Subject: Re: Minimal keywords needed for constructing a full CL system
From: rpw3@rpw3.org (Rob Warnock)
Date: Sun, 16 Jul 2006 21:27:10 -0500
Newsgroups: comp.lang.lisp
Message-ID: <2M-dnbJq-rnjaCfZnZ2dnUVZ_u6dnZ2d@speakeasy.net>
Lars Brinkhoff  <lars.spam@nocrew.org> wrote:
+---------------
| rpw3@rpw3.org (Rob Warnock) writes:
| > So I'd like to suggest that a starting set of semantics for a 
| > "minimal CL" include at least the following:
| 
| I've implemented much of CL in Emacs Lisp, which has a much smaller
| set of primives than CL.
+---------------

Very interesting indeed!
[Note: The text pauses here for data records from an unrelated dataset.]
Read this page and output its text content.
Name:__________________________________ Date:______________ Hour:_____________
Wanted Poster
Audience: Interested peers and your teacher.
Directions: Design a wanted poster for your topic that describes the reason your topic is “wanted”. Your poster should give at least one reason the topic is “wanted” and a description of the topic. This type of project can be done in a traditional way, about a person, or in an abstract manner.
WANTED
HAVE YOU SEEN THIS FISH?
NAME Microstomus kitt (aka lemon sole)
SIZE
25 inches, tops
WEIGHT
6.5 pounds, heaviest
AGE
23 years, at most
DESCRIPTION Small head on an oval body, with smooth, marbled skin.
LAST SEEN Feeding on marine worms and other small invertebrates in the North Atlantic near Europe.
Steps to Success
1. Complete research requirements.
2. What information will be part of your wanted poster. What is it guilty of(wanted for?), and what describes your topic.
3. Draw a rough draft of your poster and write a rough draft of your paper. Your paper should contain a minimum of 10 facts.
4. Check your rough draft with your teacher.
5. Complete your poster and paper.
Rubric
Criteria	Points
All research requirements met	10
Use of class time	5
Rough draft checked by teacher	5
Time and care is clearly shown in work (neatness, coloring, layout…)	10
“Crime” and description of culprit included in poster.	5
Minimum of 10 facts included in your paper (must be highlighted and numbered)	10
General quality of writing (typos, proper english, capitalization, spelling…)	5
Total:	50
Do you think your "much of CL" meets the
definition of a "subset of CL" given in CLHS 1.7 "Language Subsets"?
I'm particularly concerned about the "equivalent semantics" clause
and the "no extralingual pre-processing, and no special compatibility
packages" clauses.  If you hid/disabled/undocumented the pieces of
your "much of CL" which don't meet the strict "subset" definition,
would you still have a generally-useful language?

[Note: One may still use non-compatible/non-equivalent features
inside the *implementation* of a "subset CL", as long as they are
not documented/exported to the "user", so that any "valid program"
that is written in the "subset CL" does not explicitly depend on
those features and thus will run "with equivalent semantics" on
any comformant full ANSI CL.]

+---------------
| You could even subset Emacs Lisp and use that as an implementation
| substrate, which would get us a lot closer to a "minimal" subset.
+---------------

Right, but consider the above comments on the relationship between
the implementation substrate and the "subset CL" which it hosts.
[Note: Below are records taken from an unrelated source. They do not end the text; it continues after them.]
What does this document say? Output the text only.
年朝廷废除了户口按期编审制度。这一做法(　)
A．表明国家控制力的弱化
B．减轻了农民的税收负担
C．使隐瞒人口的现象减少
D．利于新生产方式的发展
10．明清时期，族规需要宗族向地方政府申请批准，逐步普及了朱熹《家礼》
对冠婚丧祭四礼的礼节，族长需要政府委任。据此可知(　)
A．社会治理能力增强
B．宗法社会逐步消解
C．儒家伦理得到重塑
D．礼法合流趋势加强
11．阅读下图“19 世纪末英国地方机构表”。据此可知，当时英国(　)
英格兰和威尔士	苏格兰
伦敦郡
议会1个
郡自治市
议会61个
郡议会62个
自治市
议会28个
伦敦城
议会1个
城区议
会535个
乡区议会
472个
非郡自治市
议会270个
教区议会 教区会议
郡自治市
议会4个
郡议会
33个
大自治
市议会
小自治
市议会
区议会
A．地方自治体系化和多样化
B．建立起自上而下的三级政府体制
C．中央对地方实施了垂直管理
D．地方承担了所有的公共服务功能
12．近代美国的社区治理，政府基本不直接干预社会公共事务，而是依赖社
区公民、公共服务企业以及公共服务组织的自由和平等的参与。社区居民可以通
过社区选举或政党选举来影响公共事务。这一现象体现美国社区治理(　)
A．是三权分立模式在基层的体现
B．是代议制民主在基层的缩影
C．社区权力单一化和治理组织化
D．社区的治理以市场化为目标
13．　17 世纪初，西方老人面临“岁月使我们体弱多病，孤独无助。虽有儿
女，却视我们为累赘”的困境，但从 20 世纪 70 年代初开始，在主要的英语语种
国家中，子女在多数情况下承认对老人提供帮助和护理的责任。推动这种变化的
I may differ from others in this regard, but personally I am not so
much interested in "just another small Lisp" [there are a plethora
of those!] as I am in a "reasonably-shaped" [no "sharp corners",
though huge "missing areas" are o.k. as long as the edges are "clean"]
language which meets all of the following criteria:

  1. Is substantially "smaller" than full ANSI CL by at least *some*
     "obvious"/noncontroversial metric(s). [Else what's the point?!?
     Just use full CL. There are plenty of those already.]

  2. Is "large enough" to be generally useful for at least *some*
     area(s) of interest -- say, "scripting", one-off programs,
     introductory tutorials/teaching, etc., or as an "extension
     language" [yet another ill-defined term, sorry] for embedding
     in other programs.

  3. Meets the strict "letter of the law", CLHS 1.7 "Language
     Subsets", even if to do so one must bend the spirit a bit,
     e.g., hide/undocument/unexport portions of the implementation
     substrate so that they are *not* a part of the "valid programs"
     which are being considered to be written in the "subset".
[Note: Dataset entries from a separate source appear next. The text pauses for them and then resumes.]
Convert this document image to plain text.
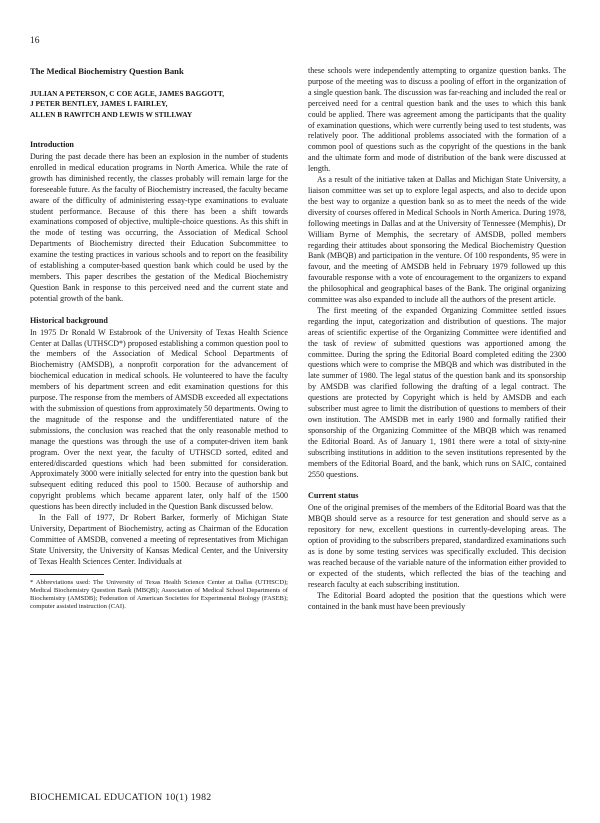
16
The Medical Biochemistry Question Bank
JULIAN A PETERSON, C COE AGLE, JAMES BAGGOTT,
J PETER BENTLEY, JAMES L FAIRLEY,
ALLEN B RAWITCH AND LEWIS W STILLWAY
Introduction

During the past decade there has been an explosion in the number of students enrolled in medical education programs in North America. While the rate of growth has diminished recently, the classes probably will remain large for the foreseeable future. As the faculty of Biochemistry increased, the faculty became aware of the difficulty of administering essay-type examinations to evaluate student performance. Because of this there has been a shift towards examinations composed of objective, multiple-choice questions. As this shift in the mode of testing was occurring, the Association of Medical School Departments of Biochemistry directed their Education Subcommittee to examine the testing practices in various schools and to report on the feasibility of establishing a computer-based question bank which could be used by the members. This paper describes the gestation of the Medical Biochemistry Question Bank in response to this perceived need and the current state and potential growth of the bank.

Historical background

In 1975 Dr Ronald W Estabrook of the University of Texas Health Science Center at Dallas (UTHSCD*) proposed establishing a common question pool to the members of the Association of Medical School Departments of Biochemistry (AMSDB), a nonprofit corporation for the advancement of biochemical education in medical schools. He volunteered to have the faculty members of his department screen and edit examination questions for this purpose. The response from the members of AMSDB exceeded all expectations with the submission of questions from approximately 50 departments. Owing to the magnitude of the response and the undifferentiated nature of the submissions, the conclusion was reached that the only reasonable method to manage the questions was through the use of a computer-driven item bank program. Over the next year, the faculty of UTHSCD sorted, edited and entered/discarded questions which had been submitted for consideration. Approximately 3000 were initially selected for entry into the question bank but subsequent editing reduced this pool to 1500. Because of authorship and copyright problems which became apparent later, only half of the 1500 questions has been directly included in the Question Bank discussed below.

In the Fall of 1977, Dr Robert Barker, formerly of Michigan State University, Department of Biochemistry, acting as Chairman of the Education Committee of AMSDB, convened a meeting of representatives from Michigan State University, the University of Kansas Medical Center, and the University of Texas Health Sciences Center. Individuals at

* Abbreviations used: The University of Texas Health Science Center at Dallas (UTHSCD); Medical Biochemistry Question Bank (MBQB); Association of Medical School Departments of Biochemistry (AMSDB); Federation of American Societies for Experimental Biology (FASEB); computer assisted instruction (CAI).

these schools were independently attempting to organize question banks. The purpose of the meeting was to discuss a pooling of effort in the organization of a single question bank. The discussion was far-reaching and included the real or perceived need for a central question bank and the uses to which this bank could be applied. There was agreement among the participants that the quality of examination questions, which were currently being used to test students, was relatively poor. The additional problems associated with the formation of a common pool of questions such as the copyright of the questions in the bank and the ultimate form and mode of distribution of the bank were discussed at length.

As a result of the initiative taken at Dallas and Michigan State University, a liaison committee was set up to explore legal aspects, and also to decide upon the best way to organize a question bank so as to meet the needs of the wide diversity of courses offered in Medical Schools in North America. During 1978, following meetings in Dallas and at the University of Tennessee (Memphis), Dr William Byrne of Memphis, the secretary of AMSDB, polled members regarding their attitudes about sponsoring the Medical Biochemistry Question Bank (MBQB) and participation in the venture. Of 100 respondents, 95 were in favour, and the meeting of AMSDB held in February 1979 followed up this favourable response with a vote of encouragement to the organizers to expand the philosophical and geographical bases of the Bank. The original organizing committee was also expanded to include all the authors of the present article.

The first meeting of the expanded Organizing Committee settled issues regarding the input, categorization and distribution of questions. The major areas of scientific expertise of the Organizing Committee were identified and the task of review of submitted questions was apportioned among the committee. During the spring the Editorial Board completed editing the 2300 questions which were to comprise the MBQB and which was distributed in the late summer of 1980. The legal status of the question bank and its sponsorship by AMSDB was clarified following the drafting of a legal contract. The questions are protected by Copyright which is held by AMSDB and each subscriber must agree to limit the distribution of questions to members of their own institution. The AMSDB met in early 1980 and formally ratified their sponsorship of the Organizing Committee of the MBQB which was renamed the Editorial Board. As of January 1, 1981 there were a total of sixty-nine subscribing institutions in addition to the seven institutions represented by the members of the Editorial Board, and the bank, which runs on SAIC, contained 2550 questions.

Current status

One of the original premises of the members of the Editorial Board was that the MBQB should serve as a resource for test generation and should serve as a repository for new, excellent questions in currently-developing areas. The option of providing to the subscribers prepared, standardized examinations such as is done by some testing services was specifically excluded. This decision was reached because of the variable nature of the information either provided to or expected of the students, which reflected the bias of the teaching and research faculty at each subscribing institution.

The Editorial Board adopted the position that the questions which were contained in the bank must have been previously

BIOCHEMICAL EDUCATION 10(1) 1982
The CLHS "Issue SUBSETTING-POSITION Writeup" [linked from CLHS 1.7]
makes very interesting reading, especially the discussion of the
then-current practice in other languages, particularly these bits:

    Cobol had multiple levels of subsets. However, the only two
    levels that were important were the minimum subset and the
    full language. The middle levels were seldom used other than
    transient points to the full language.
    ...
    At one point, there was an ANSI standard for "Minimal Basic".
    It was too minimal.

That's probably my real interest in this topic. Phrased another way,
*is* there any (at least one) subset of CL [by the CLHS 1.7 definition]
that is neither "too minimal" nor too close to the full language?
It is not yet clear to me that there is... or isn't.

+---------------
| > - At least one of the set of non-local control transfer primitives
| >   sufficient to implement the rest, i.e. GO, RETURN-FROM, THROW, and
| >   their establishing forms TAGBODY, BLOCK, & CATCH.
| 
| Right.  Emacs Lisp only has catch and throw.
+---------------

Right, but as Baker's paper shows, any of the three pairs is "primitive"
with respect to the other two. In my "QDL" (attempt at a subset), I'm
probably going to use TAGBODY/GO as the "primitive" one, if only because
I want those forms with implicit TAGBODYs [DO, DO*, DO{LIST,TIMES}, etc.]
to be efficient.

+---------------
| > - The CL exception system, minimally [Kent might suggest a better set]
| >   MAKE-CONDITION, SIGNAL, HANDLER-BIND, RESTART-BIND, FIND-RESTART, and
| >   INVOKE-RESTART.
| 
| None of these are primitive.  The binding forms can just add some
| information to a dynamic variable.  SIGNAL and FIND/INVOKE-RESTART
| search that information and calls a closure.  MAKE-CONDITION can be a
| thin layer on top of MAKE-INSTANCE.  (And all of CLOS can be
| implemented from more primitive constructs.)
+---------------

O.k., fine. And as Kent has pointed out elsewhere in this thread:

    ...in an error system...really none of the functionality needs
    to be primitive. This was already possible to write in portable CL.
    What was not portable to write was the "fact" that it gets called.
    That is, what makes an error system interesting is not its
    "capability" but that it is the chosen entry point for doing what
    it does.  All of what it does is non-primitive, and yet it is not
    "the error system" it is just "a toy" unless it's the function the
    system calls when it detects an error.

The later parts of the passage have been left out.